Guo, vice chairman of China's Central Military Commission (CMC), paid a week-long visit in July at the invitation of U.S. Defense Secretary Donald Rumsfeld. He was the highest-ranking Chinese military officer to visit the United States since 2001.
Guo ranks second to Chairman Hu Jintao in the 11-member CMC, China's top military authority.
China-U.S. military ties were broken off in 2001 when a Chinese fighter aircraft was damaged by a U.S. surveillance plane over the South China Sea.
Guo's visit came when China-U.S. military relations were "at their best since 2001", said Qian Lihua, deputy director of Foreign Affairs Office of China's Defense Ministry.
Guo's visit implemented the consensus reached by Chinese President Hu Jintao and his U.S. President George W. Bush on increasing exchanges and cooperation between the two armed forces during Hu's visit to the United States in April.
Qian said Guo's visit was "the most important Chinese military exchange with another country this year".
During his stay in Washington, Guo and U.S. officials agreed to enhance mutual understanding and further cooperation.
The two sides had an in-depth exchange of views on the international and regional security situations, the relationships between the two countries and two armies as well as other issues of mutual concern.
They agreed to begin joint naval maritime search and rescue exercises this year, promote exchanges between military academies and young officers and expand cooperation.
They agreed the development of bilateral and military ties was in the interests of the two peoples, and was conducive to peace and stability in the Asia-Pacific region as well as the whole world.
Analysts said Guo's visit helped promote China-U.S. strategic trust on traditional security, and expand cooperation in non-traditional security fields.
Senior U.S. military officers also visited China in 2006.
William Fallon, Commander of U.S. forces in the Pacific, came in May and August. He invited a Chinese delegation to observe a U.S. military exercise in Guam in June, the first invitation of its kind extended by the United States.
Deputy Under Secretary of the U.S. Department of Defense Christopher Ryan Henry visited China in September, and Commander in Chief of U.S. Pacific Fleet Gary Roughead visited in December.
A mechanism for officer exchanges between the two armed forces was also set up and military institutions have regular exchange programs.
The defense departments of the two countries restored a series of consultation mechanisms on maritime security, humanitarian disaster relief and military environmental protection.
In June, a U.S. delegation, headed by Assistant Defense Secretary Peter Rodman, came to Beijing for the eighth annual round of defense consultations.
Also in June, the flagship of U.S. Navy's Pacific fleet "Blue Ridge" paid its fourth visit to Shanghai, highlighting warming exchanges between the two navies.

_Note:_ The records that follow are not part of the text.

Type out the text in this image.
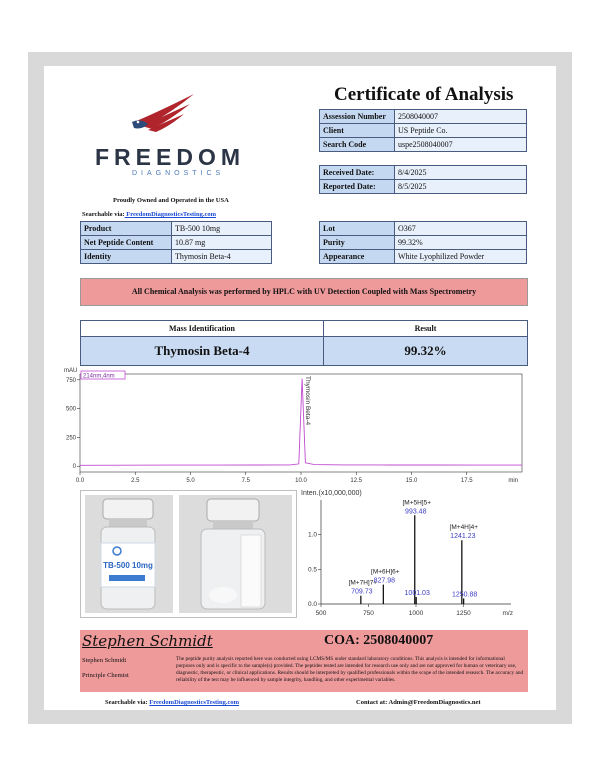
FREEDOM
DIAGNOSTICS
Proudly Owned and Operated in the USA
Searchable via: FreedomDiagnosticsTesting.com
Certificate of Analysis
Assession Number	2508040007
Client	US Peptide Co.
Search Code	uspe2508040007
Received Date:	8/4/2025
Reported Date:	8/5/2025
Product	TB-500 10mg
Net Peptide Content	10.87 mg
Identity	Thymosin Beta-4
Lot	O367
Purity	99.32%
Appearance	White Lyophilized Powder
All Chemical Analysis was performed by HPLC with UV Detection Coupled with Mass Spectrometry
Mass Identification	Result
Thymosin Beta-4	99.32%
mAU
214nm,4nm
0
250
500
750
0.0	2.5	5.0	7.5	10.0	12.5	15.0	17.5	min
Thymosin Beta-4
TB-500 10mg
Inten.(x10,000,000)
0.0
0.5
1.0
500	750	1000	1250	m/z
709.73
[M+7H]7+
827.98
[M+6H]6+
993.48
[M+5H]5+
1001.03
1241.23
[M+4H]4+
1250.88
Stephen Schmidt	COA: 2508040007
Stephen Schmidt
Principle Chemist
The peptide purity analysis reported here was conducted using LCMS/MS under standard laboratory conditions. This analysis is intended for informational purposes only and is specific to the sample(s) provided. The peptides tested are intended for research use only and are not approved for human or veterinary use, diagnostic, therapeutic, or clinical applications. Results should be interpreted by qualified professionals within the scope of the intended research. The accuracy and reliability of the test may be influenced by sample integrity, handling, and other experimental variables.
Searchable via: FreedomDiagnosticsTesting.com	Contact at: Admin@FreedomDiagnostics.net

A breakthrough in China-U.S. military ties was the first China-U.S. search-and-rescue exercise this year.
The first phase of the exercise, held in September, consisted of the two navies conducting communications, fleet formation changes and search-and-rescue exercises in waters off Hawaii.
The navies held the second phase in the South China Sea in November.
The purpose of the exercise was for the vessels to jointly locate and salvage a ship in danger.
The exercises involved guided missile destroyers and aircraft.
"The exercise symbolizes more substantial cooperation between the armed forces of China and the United States, which is very important to the future development of military relations," said Qian Lihua.
China has conducted search-and-rescue exercises with Britain, France, Pakistan, India, Australia and Thailand. This year's exercise was the first ever held between China and the United States.
"The search-and-rescue exercise is an important and substantial exchange activity between the two armed forces," Qian said. "It has been of vital importance to expanding the Sino-U.S. military cooperation, despite its limited scale in terms of troops and vessels."
The two sides were "satisfied" with both the quantity and the quality of the activities, Qian said.
Fallon said the cooperation between U.S. and Chinese armed forces achieved positive progress this year. He hoped the two militaries would further expand spheres and means of cooperation.